Homurdanıyorum, gerçek bir konuşma için enerjiyi toplayamıyorum. O buna değmez.

"Yaklaşık bir saat önce geldim ve henüz eşyalarımı yerleştirme fırsatım olmadı. Fazla eşyam yok—moda ikonu değilim, bu yüzden işleri basit tutmayı seviyorum," diye gülüyor sinirli bir şekilde, bana bakarken gülümsemesi soluyor.

"Sanırım başlamam gerek."

Winter zoraki bir gülümseme ile aramızdaki uçurumu aşmaya çalışıyor. Gözleri hüzün ve rahatsızlığın garip bir karışımıyla parlıyor, ama ben kayıtsız kalıyorum.

Winter'ın bakışları düşüyor ve tabağının kenarıyla oynuyor, soğuk karşılamadan açıkça rahatsız. Sessizlik uzuyor, ağır ve elle tutulur. Gözlerimi bir kez daha yakalamaya çalışıyor, herhangi bir tanıma veya sıcaklık işareti arıyor ama sadece kayıtsız bir duvar buluyor.
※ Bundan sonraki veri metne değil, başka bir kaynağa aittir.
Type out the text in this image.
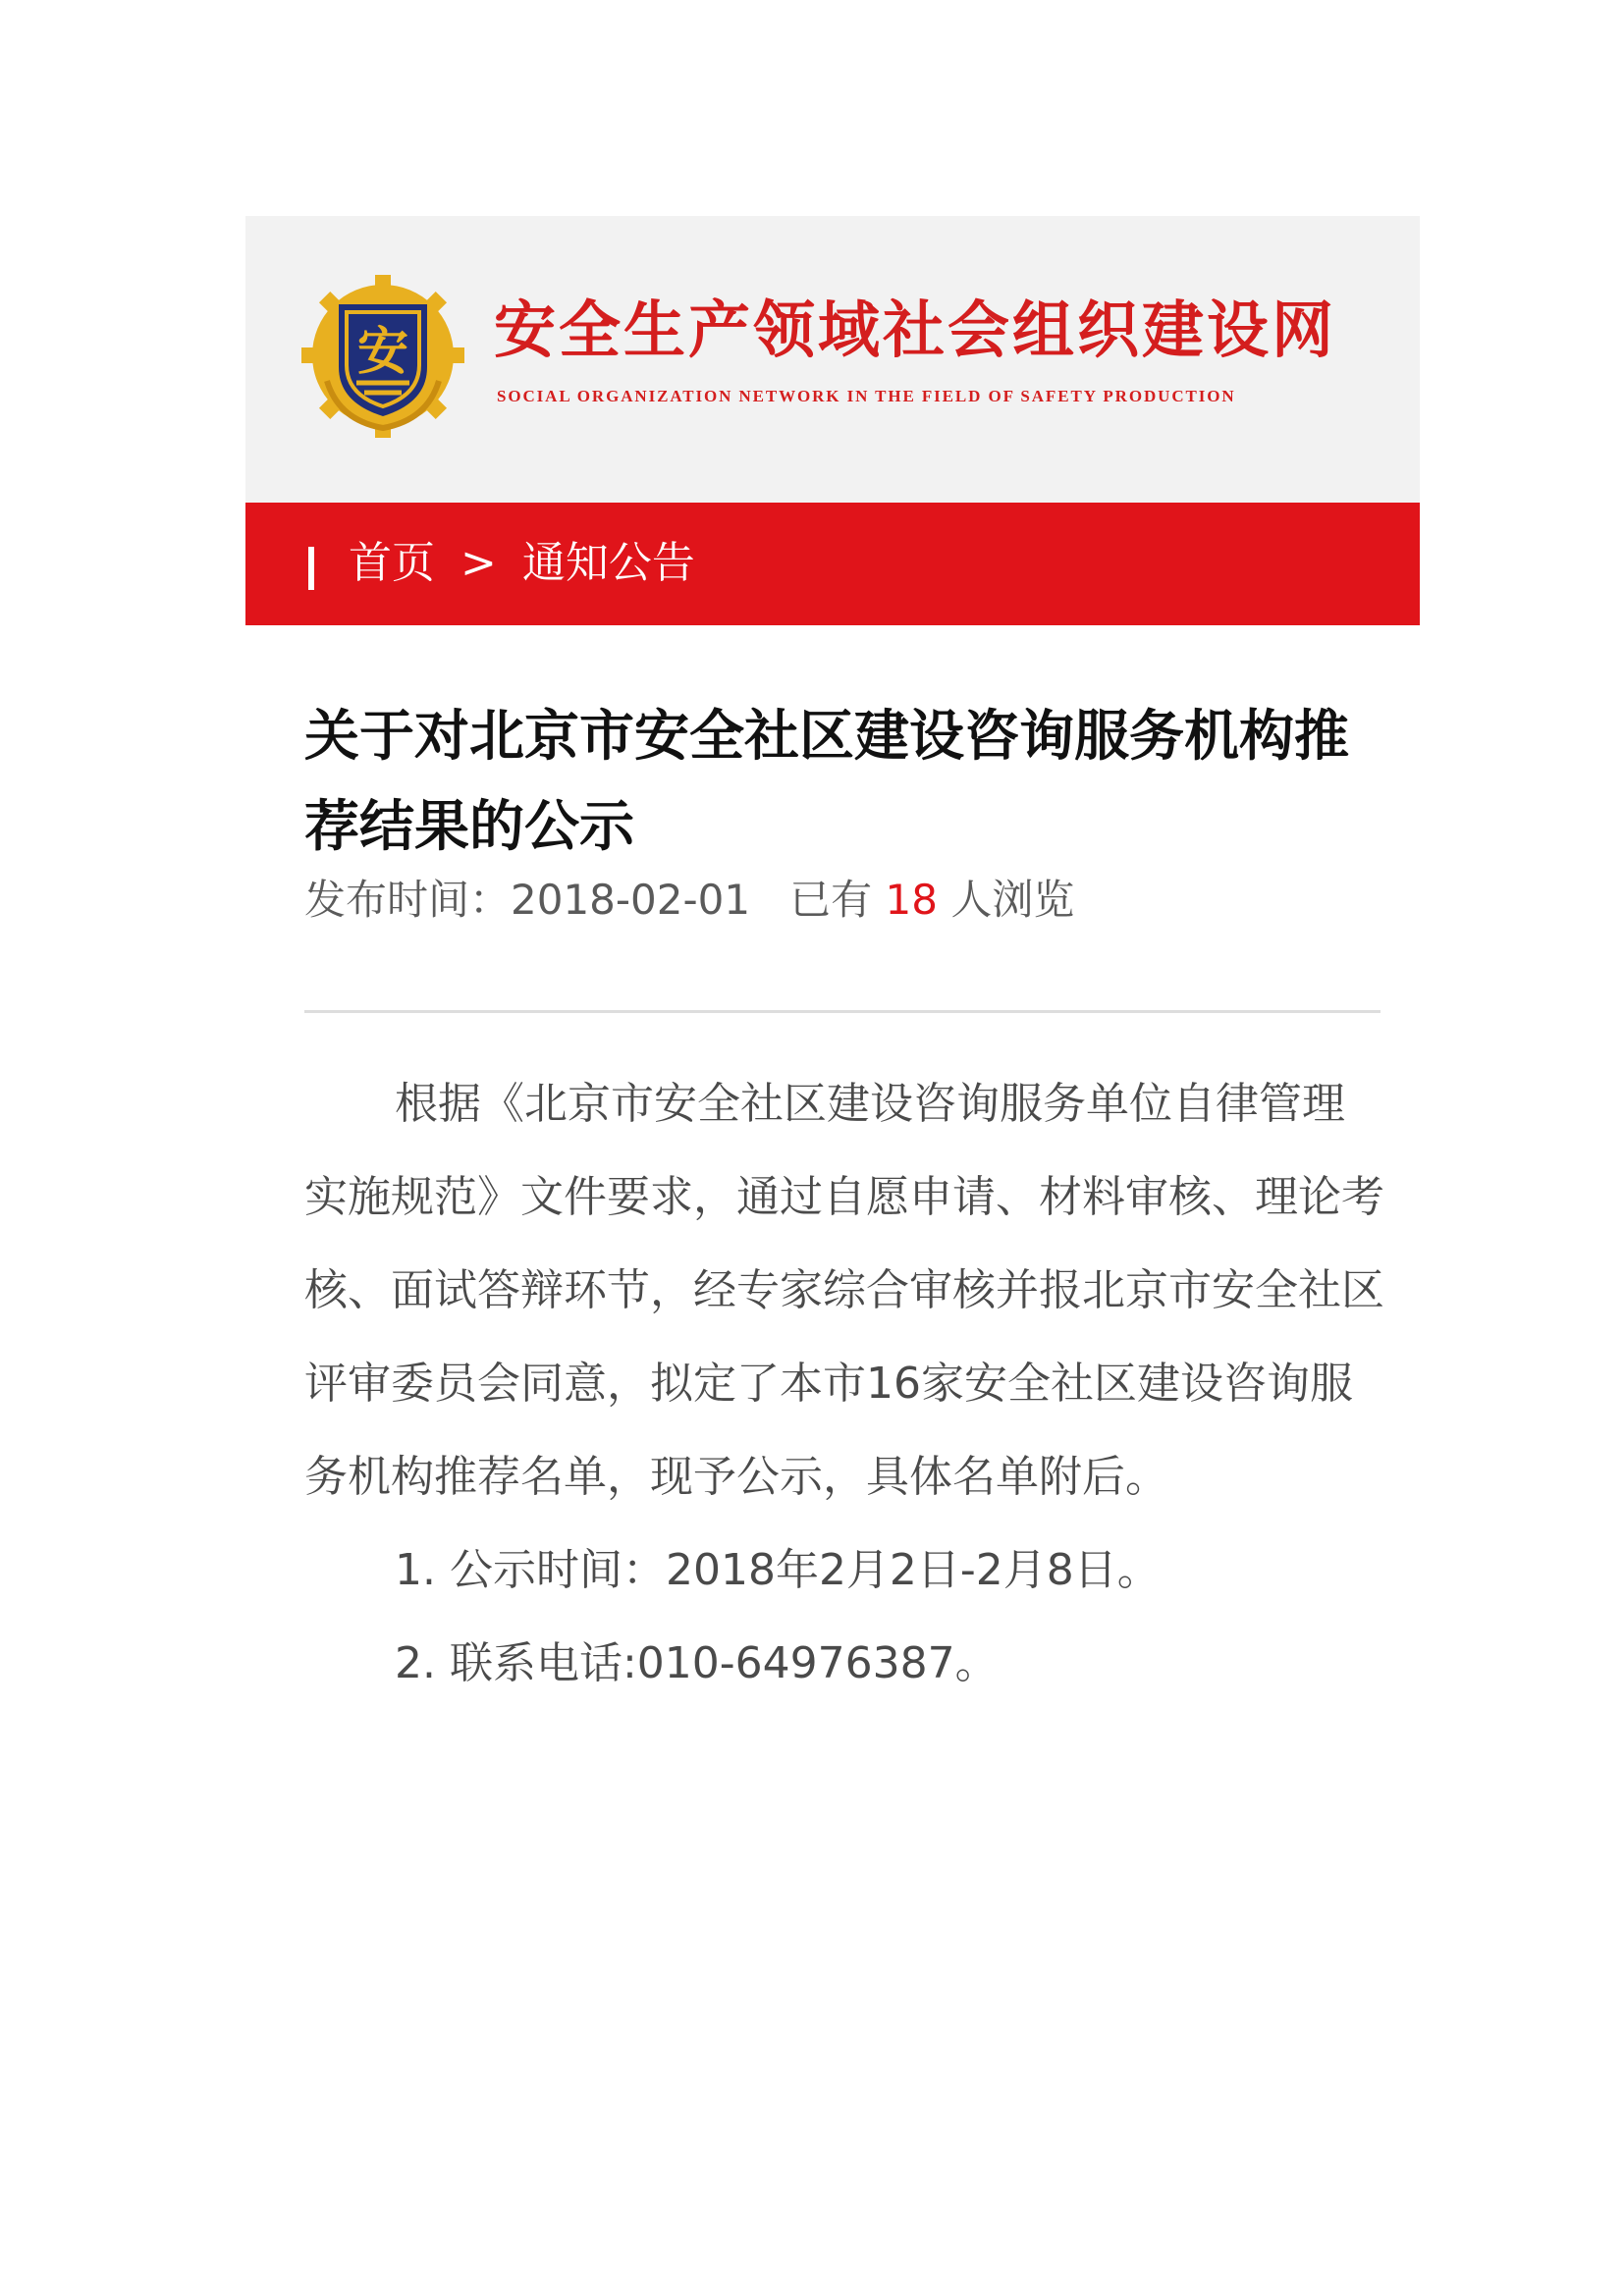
安 安全生产领域社会组织建设网
SOCIAL ORGANIZATION NETWORK IN THE FIELD OF SAFETY PRODUCTION
首页 > 通知公告
关于对北京市安全社区建设咨询服务机构推荐结果的公示
发布时间：2018-02-01 已有 18 人浏览

根据《北京市安全社区建设咨询服务单位自律管理实施规范》文件要求，通过自愿申请、材料审核、理论考核、面试答辩环节，经专家综合审核并报北京市安全社区评审委员会同意，拟定了本市16家安全社区建设咨询服务机构推荐名单，现予公示，具体名单附后。

1. 公示时间：2018年2月2日-2月8日。

2. 联系电话:010-64976387。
"Şey, sanırım görüşürüz..."

Bana bakıyor, ama ben cevap vermiyorum.

Hayal kırıklığıyla iç çekerken tabağını alıyor, çatal bıçak sesleri gereğinden fazla yüksek çıkıyor. Omuzları hafifçe düşüyor ve yavaş, tereddütlü adımlarla uzaklaşıyor. Aramızdaki söylenmemiş gerginliğin ağırlığını hissedebiliyorum ve onun rahatsızlığını havada hissediyorum.

Clark yanıma geliyor, onun uzaklaşan figürünü izliyor, ama ben birama odaklanıyorum, öfke içimde kaynarken Winter'ın kalabalıkta kayboluşunu izliyorum.

"O mu?" diye soruyor, Winter'a meraklı bir bakış atarak.

"Evet, o," öfke hala içimde kaynıyor.

"Pamuk Prenses gibi güzel," diyor Clark. Yanılmıyor—altın saçları dışında, aynı beyaz ten ve kırmızı dudaklara sahip. Ve sanırım bu da beni avcı yapıyor. Ama masaldan farklı olarak, onunla olan hikayem mutlu bir sonla bitmeyecek. Bu avcı onu avlamak için burada ve o benim avım.